Une offensive estivale contre une présence accrue des rongeurs
Depuis le 15 juin, la municipalité d’Ajaccio a enclenché une campagne de dératisation d’ampleur. Objectif: installer jusqu’à 500 dispositifs d’appâtage afin d’enrayer une prolifération accentuée par la chaleur et une fréquentation touristique en hausse. Les services d’hygiène et de santé multiplient les interventions au ras du sol, dans les secteurs où les passages sont avérés, avec un message clair envoyé aux riverains: la lutte n’aboutira qu’avec une vigilance partagée face aux déchets et aux nourritures laissées dehors.
Comment fonctionnent les boîtes d’appâtage
Les agents municipaux fixent au sol de petites boîtes sombres, près des zones les plus exposées.

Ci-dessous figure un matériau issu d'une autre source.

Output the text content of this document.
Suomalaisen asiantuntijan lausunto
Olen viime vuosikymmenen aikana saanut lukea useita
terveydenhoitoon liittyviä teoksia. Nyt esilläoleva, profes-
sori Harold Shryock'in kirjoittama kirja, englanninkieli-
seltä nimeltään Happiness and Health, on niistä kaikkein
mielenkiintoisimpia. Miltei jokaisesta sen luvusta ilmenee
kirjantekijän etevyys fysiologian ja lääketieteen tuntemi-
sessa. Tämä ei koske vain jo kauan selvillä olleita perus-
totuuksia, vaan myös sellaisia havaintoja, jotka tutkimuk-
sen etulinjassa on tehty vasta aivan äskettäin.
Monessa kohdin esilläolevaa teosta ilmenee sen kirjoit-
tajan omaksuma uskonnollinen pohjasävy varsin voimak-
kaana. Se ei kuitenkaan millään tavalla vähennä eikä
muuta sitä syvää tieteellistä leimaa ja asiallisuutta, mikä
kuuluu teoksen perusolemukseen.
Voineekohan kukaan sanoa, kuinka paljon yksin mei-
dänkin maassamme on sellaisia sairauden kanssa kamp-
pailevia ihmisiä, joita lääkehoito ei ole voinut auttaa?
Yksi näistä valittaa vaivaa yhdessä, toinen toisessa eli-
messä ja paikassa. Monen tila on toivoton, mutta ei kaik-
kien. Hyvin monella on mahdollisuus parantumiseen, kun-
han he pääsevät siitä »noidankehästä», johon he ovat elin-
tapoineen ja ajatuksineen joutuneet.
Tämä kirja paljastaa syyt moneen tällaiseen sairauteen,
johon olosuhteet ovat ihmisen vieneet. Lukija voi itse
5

À l’intérieur, un rodenticide attire l’animal qui entre par un tunnel au niveau du sol. Une fois la substance ingérée, l’effet se déclare en quelques jours, permettant de réduire progressivement la population ciblée. La méthode s’accompagne d’une adaptation régulière: les produits évoluent pour éviter que les rongeurs ne s’y accoutument. Comme l’indique le responsable communal de la dératisation, Didier Brancaleoni, l’équipe ajuste les appâts afin de
« combattre sa résistance ».
Des quartiers particulièrement ciblés
La cartographie de l’intervention recouvre un large éventail de lieux de vie, des abords littoraux aux artères très fréquentées, jusqu’aux faubourgs. Les opérations portent aussi bien sur le colmatage ou le traitement des terriers dans l’espace public que sur la pose systématique des boîtes d’appâtage.
| Secteurs concernés | Actions en cours |
|---|---|
| Route des Sanguinaires | Boîtes d’appâtage fixées au sol; traitement des terriers visibles |
| Parc Berthault | Déploiement de postes près des zones de passage |
| Vieille Ville | Pose en voirie et abords des espaces publics |
| Aspretto | Appâtage ciblé |
| Cours Napoléon | Interventions linéaires sur les trottoirs |
| Jusqu’à Mezzavia | Traitement des terriers et renforcement de l’appâtage |
Chaleur, déchets et habitudes: le trio qui nourrit le problème
Les rongeurs pullulent dans les réseaux souterrains des centres-villes. En été, la combinaison des fortes chaleurs et d’une consommation accrue liée aux flux touristiques crée un environnement favorable. Ce ne sont pas seulement les sous-sols qui posent question: ce qui attire surtout les rats, ce sont les ordures déposées au sol et les denrées accessibles en surface, en particulier en dehors des horaires de collecte. Les dépôts sauvages, bien que prohibés, installent durablement ces nuisibles dans le paysage urbain. La municipalité rappelle qu’une estimation dépassait les 100 000 individus en 2018 dans la cité, un volume qui illustre l’ampleur du défi.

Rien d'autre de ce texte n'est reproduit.